Limits to Party Autonomy at the Post-Award Stage - Chapter 14 - Limits to Party Autonomy in International Commercial Arbitration
Originally from Limits to Party Autonomy in International Commercial Arbitration
INTRODUCTION
Party autonomy is often said to be one of the cornerstones of international commercial arbitration. The previous chapters of this book discuss the fundamental principle of party autonomy—as well as its limits—throughout the arbitral procedure, including regarding the composition of the arbitral tribunal, the choice of arbitration rules, the arbitrators’ powers, their Kompetenz-Kompetenz to decide on jurisdictional issues and the rules governing the merits of the dispute. Although limits exist, it is safe to assume that party autonomy is an overriding principle throughout the arbitral process. This chapter discusses whether the same is true once the award has been rendered. It assesses the role of, and limits to, party autonomy at the post-award stage. More specifically, it examines whether, and to what extent, the parties can influence the review of the award made by national courts at the seat of the arbitration.
Parties dissatisfied with the award may start proceedings at the seat of the arbitration asking the court to vacate or set aside the award. Set-aside proceedings are governed by the law of the seat, including the grounds for a set-aside, and thus vary from jurisdiction to jurisdiction. Based on the principle of party autonomy, parties may try to influence the regime of set-aside proceedings in one of two ways. They may want to restrict review, either partially or fully excluding review by the courts at the seat. Alternatively, they may want to agree on more expansive review by adding to the existing grounds of review, possibly even providing for full review of the merits of the award.

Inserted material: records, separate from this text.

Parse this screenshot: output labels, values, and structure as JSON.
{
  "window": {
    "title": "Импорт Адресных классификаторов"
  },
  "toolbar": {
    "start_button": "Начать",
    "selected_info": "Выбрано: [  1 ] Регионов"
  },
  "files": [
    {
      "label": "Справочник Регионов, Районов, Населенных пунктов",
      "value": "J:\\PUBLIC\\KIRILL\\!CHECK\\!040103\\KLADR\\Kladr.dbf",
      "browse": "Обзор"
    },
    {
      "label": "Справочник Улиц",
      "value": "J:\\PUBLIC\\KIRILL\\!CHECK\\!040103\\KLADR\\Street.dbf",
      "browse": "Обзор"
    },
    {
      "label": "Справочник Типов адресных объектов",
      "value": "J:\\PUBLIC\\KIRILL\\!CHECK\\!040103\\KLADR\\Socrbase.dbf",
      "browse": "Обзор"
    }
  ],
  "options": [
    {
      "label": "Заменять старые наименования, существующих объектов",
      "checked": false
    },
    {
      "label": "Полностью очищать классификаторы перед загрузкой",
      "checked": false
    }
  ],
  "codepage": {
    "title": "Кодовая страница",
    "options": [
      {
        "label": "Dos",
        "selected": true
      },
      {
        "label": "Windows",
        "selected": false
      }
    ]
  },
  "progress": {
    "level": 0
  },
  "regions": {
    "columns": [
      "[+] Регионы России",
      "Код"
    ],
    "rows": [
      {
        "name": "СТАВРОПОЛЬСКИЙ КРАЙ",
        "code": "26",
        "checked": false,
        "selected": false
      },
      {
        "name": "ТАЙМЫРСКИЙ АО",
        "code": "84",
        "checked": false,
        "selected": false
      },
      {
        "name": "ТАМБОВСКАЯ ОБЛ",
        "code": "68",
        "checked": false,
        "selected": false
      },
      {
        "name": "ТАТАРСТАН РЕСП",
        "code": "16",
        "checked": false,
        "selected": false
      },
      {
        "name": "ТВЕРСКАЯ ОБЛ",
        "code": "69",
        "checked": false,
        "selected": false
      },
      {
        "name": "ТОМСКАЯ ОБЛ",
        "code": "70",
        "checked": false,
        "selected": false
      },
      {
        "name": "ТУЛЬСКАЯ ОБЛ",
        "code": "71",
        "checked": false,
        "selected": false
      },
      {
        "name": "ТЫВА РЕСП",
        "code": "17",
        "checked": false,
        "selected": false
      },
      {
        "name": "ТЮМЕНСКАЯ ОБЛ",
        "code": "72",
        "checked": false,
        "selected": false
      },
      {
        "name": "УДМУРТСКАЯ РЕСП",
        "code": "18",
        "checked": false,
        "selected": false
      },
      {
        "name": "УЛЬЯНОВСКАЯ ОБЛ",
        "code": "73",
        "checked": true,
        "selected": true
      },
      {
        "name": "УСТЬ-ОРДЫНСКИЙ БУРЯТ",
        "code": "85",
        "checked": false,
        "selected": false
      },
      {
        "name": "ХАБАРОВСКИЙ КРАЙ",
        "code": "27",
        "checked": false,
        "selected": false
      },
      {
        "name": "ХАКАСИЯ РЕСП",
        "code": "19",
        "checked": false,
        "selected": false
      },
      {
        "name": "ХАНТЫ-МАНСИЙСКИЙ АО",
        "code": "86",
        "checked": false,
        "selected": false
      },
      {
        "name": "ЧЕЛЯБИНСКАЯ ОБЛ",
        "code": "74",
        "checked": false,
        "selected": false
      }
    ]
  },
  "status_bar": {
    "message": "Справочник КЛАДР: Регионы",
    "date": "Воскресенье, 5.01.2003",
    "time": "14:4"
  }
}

The chapter examines the effects of parties’ agreements to expand or restrict the review of the award by national courts in set-aside proceedings. Section II gives an overview of the different solutions adopted in a number of jurisdictions around the world. In most of these countries, statutory provisions address the question of whether the parties may agree on a restricted review. Such agreements are enforceable under certain conditions in some jurisdictions, but are unenforceable in others. In addition, this section analyzes case law developed in some countries that have addressed the converse question whether, and to what extent, parties are free to agree on an expanded review.
Following the overview of these different positions around the world in Section II, Section III examines the situation in the United States. In 2008, the U.S. Supreme Court in Hall Street denied the parties’ freedom to agree on an expanded review at the set-aside stage in a domestic arbitration case, but the decision has triggered more questions than answers. The paper discusses the implications of Hall Street, including whether the same rationale applies to cases that fall within the New York or Panama Conventions or applies to cases where the parties have invoked U.S. state law to govern the arbitration.
Finally, Section IV surveys the relevant policy considerations for deciding whether or not the parties’ agreement to expand or restrict the review by national courts should be held enforceable and analyzes the policies that appear to have influenced the current solutions, and discusses which of those are the most relevant and thus—from a normative point of view—should influence the correct approach to be adopted.